Among the originator medicines that have been recommended for marketing authorisation, another highly significant decision is that for Repatha (evolocumab). It is a first-in-class treatment to lower high levels of cholesterol in the blood of people whose cholesterol is not controlled despite taking optimal doses of statins or who cannot take statins. Repatha is also recommended for the treatment of homozygous familial hypercholesterolaemia, a rare inherited disorder. It is the first monoclonal antibody in this therapeutic area and represents a new treatment option for patients who are unable to control their high cholesterol despite taking currently available therapies. Repatha is part of the proprotein convertase subtilisin/kexin type 9 (PCSK9) inhibitor class of drugs.

If payors are concerned about the cost of PD-1 inhibitors, these worries pale in comparison with the fears regarding the potential cost of PCSK9 inhibitors. There is a risk that PCSK9 inhibitors could be taken not only by those whose cholesterol cannot be controlled by statins, but also by people who should be treated with statins. Repatha is intended for injection under the skin either once every two weeks or once a month, which could potentially increase convenience for some patients and would boost adherence to treatment compared with daily statin tablets. Given that the cost of PCSK9 inhibitors to the US healthcare system has been estimated at USD150 billion annually by CVS Health, payors are understandably concerned (see United States: 18 February 2015: CVS Health warns new PCSK9 inhibitor CVD drugs' costs will "eclipse" that of Sovaldi).

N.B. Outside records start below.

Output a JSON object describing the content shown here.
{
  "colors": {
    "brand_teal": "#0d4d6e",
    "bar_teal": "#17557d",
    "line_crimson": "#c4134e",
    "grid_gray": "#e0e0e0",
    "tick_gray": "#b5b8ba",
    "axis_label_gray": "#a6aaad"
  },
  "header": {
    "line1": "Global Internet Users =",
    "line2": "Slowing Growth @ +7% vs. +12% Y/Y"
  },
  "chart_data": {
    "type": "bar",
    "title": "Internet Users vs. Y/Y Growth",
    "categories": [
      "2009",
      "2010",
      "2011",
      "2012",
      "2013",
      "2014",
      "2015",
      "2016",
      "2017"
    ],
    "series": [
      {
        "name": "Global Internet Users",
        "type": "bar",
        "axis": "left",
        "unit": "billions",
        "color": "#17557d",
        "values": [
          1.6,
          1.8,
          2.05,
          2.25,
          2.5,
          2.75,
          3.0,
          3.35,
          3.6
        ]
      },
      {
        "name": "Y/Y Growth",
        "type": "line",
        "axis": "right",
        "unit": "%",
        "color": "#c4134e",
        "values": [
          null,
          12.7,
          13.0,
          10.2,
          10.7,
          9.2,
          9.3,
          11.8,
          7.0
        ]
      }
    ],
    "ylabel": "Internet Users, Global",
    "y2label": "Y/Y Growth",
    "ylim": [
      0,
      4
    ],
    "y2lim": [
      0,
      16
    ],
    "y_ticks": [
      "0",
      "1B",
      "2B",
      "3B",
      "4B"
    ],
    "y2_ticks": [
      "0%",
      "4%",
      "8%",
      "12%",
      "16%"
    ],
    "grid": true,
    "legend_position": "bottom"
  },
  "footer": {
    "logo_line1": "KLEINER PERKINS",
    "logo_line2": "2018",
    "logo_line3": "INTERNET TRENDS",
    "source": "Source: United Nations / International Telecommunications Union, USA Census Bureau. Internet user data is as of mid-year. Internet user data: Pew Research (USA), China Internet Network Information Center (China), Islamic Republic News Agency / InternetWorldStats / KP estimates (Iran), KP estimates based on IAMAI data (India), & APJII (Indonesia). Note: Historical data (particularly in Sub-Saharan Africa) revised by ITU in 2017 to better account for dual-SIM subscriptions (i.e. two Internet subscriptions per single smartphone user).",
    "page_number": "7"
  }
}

European payors, in light of the austerity measures already in effect in some markets, are expected to pose significant reimbursement barriers to Repatha to ensure that its use is limited to the approved indications and off-label use is strongly discouraged.

The positive recommendation by the CHMP means that Europe could – depending on how quickly the European Commission issues final approval to Repatha – have the first PCSK9 inhibitor in the market before the US. The US Food and Drug Administration is still reviewing Repatha and another PCSK9 inhibitor – Praluent (alirocumab) from Regeneron (US).